Recknagel, H., Carruthers, M., Yurchenko, A.A. et al. “The functional genetic architecture of egg-laying and live-bearing reproduction in common lizards.” Nat Ecol Evol 5, 1546–1556 (2021). https://doi.org/10.1038/s41559-021-01555-4
Convergent evolution is a phenomenon where different species evolve similar characteristics though they come from very different lineages. For example, birds, bats and insects have all evolved the power of flight through very different evolutionary pathways. In this context, it is an impressive statistic that live-bearing behaviour or viviparity (as opposed to laying eggs to beget young ones or oviparity) has evolved independently in vertebrates at least 150 times. In reptiles alone, it has evolved independently some 121 times, and to specify further, in squamates (a group including lizards, snakes and worm lizards or amphisbaenians) it has evolved independently 115 times. It is perhaps not surprising then, considering the many routes taken by evolution in forging this difference, that within this group there should be seen this rare incidence of both behaviours (oviparity and viviparity) within the same species: the Eurasian common lizard ( Zootoca vivipara ).

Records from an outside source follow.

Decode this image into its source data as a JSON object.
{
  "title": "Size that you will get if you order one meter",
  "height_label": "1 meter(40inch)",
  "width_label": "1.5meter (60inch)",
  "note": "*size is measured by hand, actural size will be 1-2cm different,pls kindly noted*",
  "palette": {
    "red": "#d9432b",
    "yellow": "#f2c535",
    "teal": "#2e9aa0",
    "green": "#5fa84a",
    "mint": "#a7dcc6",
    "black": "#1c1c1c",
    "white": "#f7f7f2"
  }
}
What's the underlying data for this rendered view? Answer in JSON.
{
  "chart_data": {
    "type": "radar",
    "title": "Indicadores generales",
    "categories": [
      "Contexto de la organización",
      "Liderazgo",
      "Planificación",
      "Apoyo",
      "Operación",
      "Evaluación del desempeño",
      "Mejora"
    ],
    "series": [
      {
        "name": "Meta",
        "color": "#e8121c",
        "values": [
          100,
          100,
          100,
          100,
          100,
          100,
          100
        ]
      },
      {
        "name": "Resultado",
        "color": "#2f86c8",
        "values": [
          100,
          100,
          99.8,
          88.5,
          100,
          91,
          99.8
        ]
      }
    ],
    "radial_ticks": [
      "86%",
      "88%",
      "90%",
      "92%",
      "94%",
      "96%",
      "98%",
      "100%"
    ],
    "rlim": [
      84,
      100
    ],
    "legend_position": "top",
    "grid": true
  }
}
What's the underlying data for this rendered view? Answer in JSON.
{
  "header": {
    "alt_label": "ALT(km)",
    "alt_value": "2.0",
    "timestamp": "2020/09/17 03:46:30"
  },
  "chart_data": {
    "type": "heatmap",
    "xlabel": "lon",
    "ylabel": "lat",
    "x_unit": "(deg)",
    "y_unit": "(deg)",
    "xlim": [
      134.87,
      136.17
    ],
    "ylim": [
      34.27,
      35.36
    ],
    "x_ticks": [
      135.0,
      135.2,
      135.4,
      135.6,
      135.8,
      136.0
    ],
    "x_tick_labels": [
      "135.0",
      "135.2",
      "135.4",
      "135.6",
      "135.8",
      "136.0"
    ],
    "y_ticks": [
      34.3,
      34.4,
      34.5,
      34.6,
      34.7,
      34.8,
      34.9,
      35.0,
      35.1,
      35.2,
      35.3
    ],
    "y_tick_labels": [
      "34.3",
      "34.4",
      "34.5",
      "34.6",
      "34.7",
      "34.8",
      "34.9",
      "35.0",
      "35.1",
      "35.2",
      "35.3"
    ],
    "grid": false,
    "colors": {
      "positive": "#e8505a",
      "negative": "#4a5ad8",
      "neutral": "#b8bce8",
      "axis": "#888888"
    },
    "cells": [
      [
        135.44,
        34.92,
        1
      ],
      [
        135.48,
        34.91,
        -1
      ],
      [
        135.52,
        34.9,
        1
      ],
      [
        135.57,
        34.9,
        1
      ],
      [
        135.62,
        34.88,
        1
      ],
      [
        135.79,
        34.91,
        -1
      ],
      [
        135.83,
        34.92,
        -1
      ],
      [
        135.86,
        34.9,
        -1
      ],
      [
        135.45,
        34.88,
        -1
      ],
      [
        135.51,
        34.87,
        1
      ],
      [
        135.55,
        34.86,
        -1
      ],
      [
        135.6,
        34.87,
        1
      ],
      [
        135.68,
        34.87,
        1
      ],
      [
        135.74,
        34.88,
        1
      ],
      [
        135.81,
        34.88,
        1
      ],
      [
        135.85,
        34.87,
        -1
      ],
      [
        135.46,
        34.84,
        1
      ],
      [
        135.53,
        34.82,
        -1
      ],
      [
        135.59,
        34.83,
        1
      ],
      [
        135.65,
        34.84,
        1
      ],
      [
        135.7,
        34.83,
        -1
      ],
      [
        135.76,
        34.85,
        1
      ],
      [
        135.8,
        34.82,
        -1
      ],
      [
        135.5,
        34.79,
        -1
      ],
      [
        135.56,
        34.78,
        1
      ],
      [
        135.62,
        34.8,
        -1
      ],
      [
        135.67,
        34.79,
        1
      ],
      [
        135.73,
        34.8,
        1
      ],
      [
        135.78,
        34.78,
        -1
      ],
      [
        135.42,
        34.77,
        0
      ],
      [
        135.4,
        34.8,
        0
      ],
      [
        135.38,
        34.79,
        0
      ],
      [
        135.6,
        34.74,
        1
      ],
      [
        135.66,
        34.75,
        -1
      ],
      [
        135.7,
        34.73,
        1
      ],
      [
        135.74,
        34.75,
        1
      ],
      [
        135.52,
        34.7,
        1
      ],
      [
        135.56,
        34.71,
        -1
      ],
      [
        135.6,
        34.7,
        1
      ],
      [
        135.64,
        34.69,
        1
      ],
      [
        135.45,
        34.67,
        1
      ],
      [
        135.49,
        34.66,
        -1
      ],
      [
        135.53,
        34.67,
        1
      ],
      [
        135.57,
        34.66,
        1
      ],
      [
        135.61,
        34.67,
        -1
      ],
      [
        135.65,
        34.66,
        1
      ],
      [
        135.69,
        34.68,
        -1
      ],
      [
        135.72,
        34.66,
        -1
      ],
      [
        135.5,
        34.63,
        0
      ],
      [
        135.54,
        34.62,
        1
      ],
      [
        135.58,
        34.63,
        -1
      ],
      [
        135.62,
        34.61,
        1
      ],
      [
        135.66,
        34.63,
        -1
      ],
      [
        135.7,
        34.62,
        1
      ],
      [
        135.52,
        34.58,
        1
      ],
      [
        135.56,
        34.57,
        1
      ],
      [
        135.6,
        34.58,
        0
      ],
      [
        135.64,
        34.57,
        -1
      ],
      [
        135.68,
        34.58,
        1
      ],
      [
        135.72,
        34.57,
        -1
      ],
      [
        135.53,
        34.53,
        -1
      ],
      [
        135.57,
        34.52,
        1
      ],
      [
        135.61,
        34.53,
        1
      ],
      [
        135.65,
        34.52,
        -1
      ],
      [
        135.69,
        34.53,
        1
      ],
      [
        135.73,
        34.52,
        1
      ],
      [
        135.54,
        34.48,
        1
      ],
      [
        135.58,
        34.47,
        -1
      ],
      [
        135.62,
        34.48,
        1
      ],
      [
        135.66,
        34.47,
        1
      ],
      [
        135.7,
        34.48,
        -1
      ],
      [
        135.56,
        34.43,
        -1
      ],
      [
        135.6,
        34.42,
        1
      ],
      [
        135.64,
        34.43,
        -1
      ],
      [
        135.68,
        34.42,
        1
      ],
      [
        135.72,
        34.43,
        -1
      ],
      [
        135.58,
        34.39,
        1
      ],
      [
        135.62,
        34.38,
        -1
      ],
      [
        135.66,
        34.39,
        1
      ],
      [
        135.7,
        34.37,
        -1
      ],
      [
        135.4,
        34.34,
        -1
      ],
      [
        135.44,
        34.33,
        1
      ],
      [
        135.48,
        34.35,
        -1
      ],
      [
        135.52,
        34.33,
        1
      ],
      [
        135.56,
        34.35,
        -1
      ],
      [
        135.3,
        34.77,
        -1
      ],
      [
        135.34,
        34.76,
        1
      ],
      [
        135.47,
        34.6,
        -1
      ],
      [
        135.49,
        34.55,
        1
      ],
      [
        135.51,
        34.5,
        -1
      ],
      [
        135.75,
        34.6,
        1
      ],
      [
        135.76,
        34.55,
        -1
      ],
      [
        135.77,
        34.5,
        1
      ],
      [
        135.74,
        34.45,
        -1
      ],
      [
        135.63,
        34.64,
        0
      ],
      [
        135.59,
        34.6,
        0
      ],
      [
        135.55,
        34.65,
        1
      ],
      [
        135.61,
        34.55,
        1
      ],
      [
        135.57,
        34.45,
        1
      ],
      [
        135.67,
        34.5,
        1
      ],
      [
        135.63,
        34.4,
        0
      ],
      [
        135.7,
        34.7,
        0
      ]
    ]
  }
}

- In the Eurasian common lizard, one finds the rare incidence of both behaviours — oviparity and viviparity.
- Researchers have done a comparative study within the same species to understand this phenomenon. They studied mainly the genetic basis for gestation period and eggshell traits and found that more genetic variants were involved in gestation time than with eggshell traits. This indicates that the genetic basis of the retention of the embryo is more complex than that of eggshell traits.
- The study helps in understanding the genetic basis of the evolution of pregnancy.
The subject of study
In the paper entitled, “The functional genetic architecture of egg-laying and live-bearing reproduction in common lizards,” published in Nature Evolution and Ecology , Hans Recknagel et al study a rare development: different geographically separated populations of the same species Z. vivipara , the Eurasian common lizard, show on the one hand egg-laying behaviour and on the other, live-bearing behaviour. The two populations have diverged as recently as nearly 4 million years ago, and so this may even be seen as a transition stage in moving from one parity to another. The researchers, who are from Universities of Glasgow and Bristol, U.K.; Ljubljana, Slovenia and Paris Saclay, France, have studied the genomic comparison between the two populations in an attempt to characterise the genetic basis of viviparity and oviparity and to better understand how the evolution took place. In the process, they have also seen hybrid members, in areas where the two populations overlap.
Viviparity versus oviparity
The significance of this study is attributed to the following aspect: Usually, comparative studies of viviparity and oviparity are done between different species – one of which is egg-laying and the other is live-bearing. The problem with conducting a comparative study like this is the complexity of the differences between the species which can obscure understanding. Therefore, seeing the two kinds of behaviour within the same species is a powerful tool. The researchers have analysed both the gene expression and the genomics data of the two groups to identify the genes that play out in the reproductive mode. It is also very useful that hybridisation between the two parities occurs both naturally and in the lab, perhaps because the two populations diverged only about 4 million years ago.
The development of viviparity is accompanied by changes in the mother and the development of the embryo. For instance, active physiological exchange of water, gas and calcium from mother to embryo and an adjusted immune response for maternal-foetal communication.
In advanced stages of viviparity, more complex placentation is seen with enhanced nutrition transfer from mother to baby. Also, the mother’s immune response may be modified to prevent abortion and support foetal development. In the Eurasian common lizard, viviparity is at a relatively early stage.
In order to characterise the two types of behaviour, the researchers compared the eggshell thickness, gestational time and developmental stage of the young one at birth. Offspring of oviparous females were seen to be covered in a thick shell with calcium crystals. On the other hand, neonates of females in viviparous clutches were born surrounded by a thin uncalcified membrane. This characterisation helped them understand and mark out hybrid individuals. The researchers sampled a contact zone where two groups overlapped and found that 14% of adults inherited at least 10% of their genes from the alternative parity mode, and at least 6.1% of adults were first generation hybrids. First-generation hybrid females showed intermediate properties with respect to eggshell thickness, gestation time and developmental stage at the time of expulsion of the egg from the oviduct to the environment.
The study was able to pinpoint the genes that differed between the two groups. It studied mainly the genetic basis for gestation period and eggshell traits and found that more genetic variants were involved in gestation time than with eggshell traits, indicating that the genetic basis of the retention of the embryo is more complex than that of eggshell traits. They found 210 single nucleotide polymorphisms and 439 genes associated with the gestation period and only 17 single nucleotide polymorphisms and 38 genes associated with eggshell trait variation. (Single nucleotide polymorphisms, abbreviated as SNPs and pronounced ‘snips’, are variations in the gene produced by the change of a single nucleotide, for example, when cytosine is replaced by thymine in a particular stretch of DNA.)
The study helps in understanding the genetic basis of the evolution of pregnancy, and the fact of seeing both parities in the same species makes this study unique and insightful.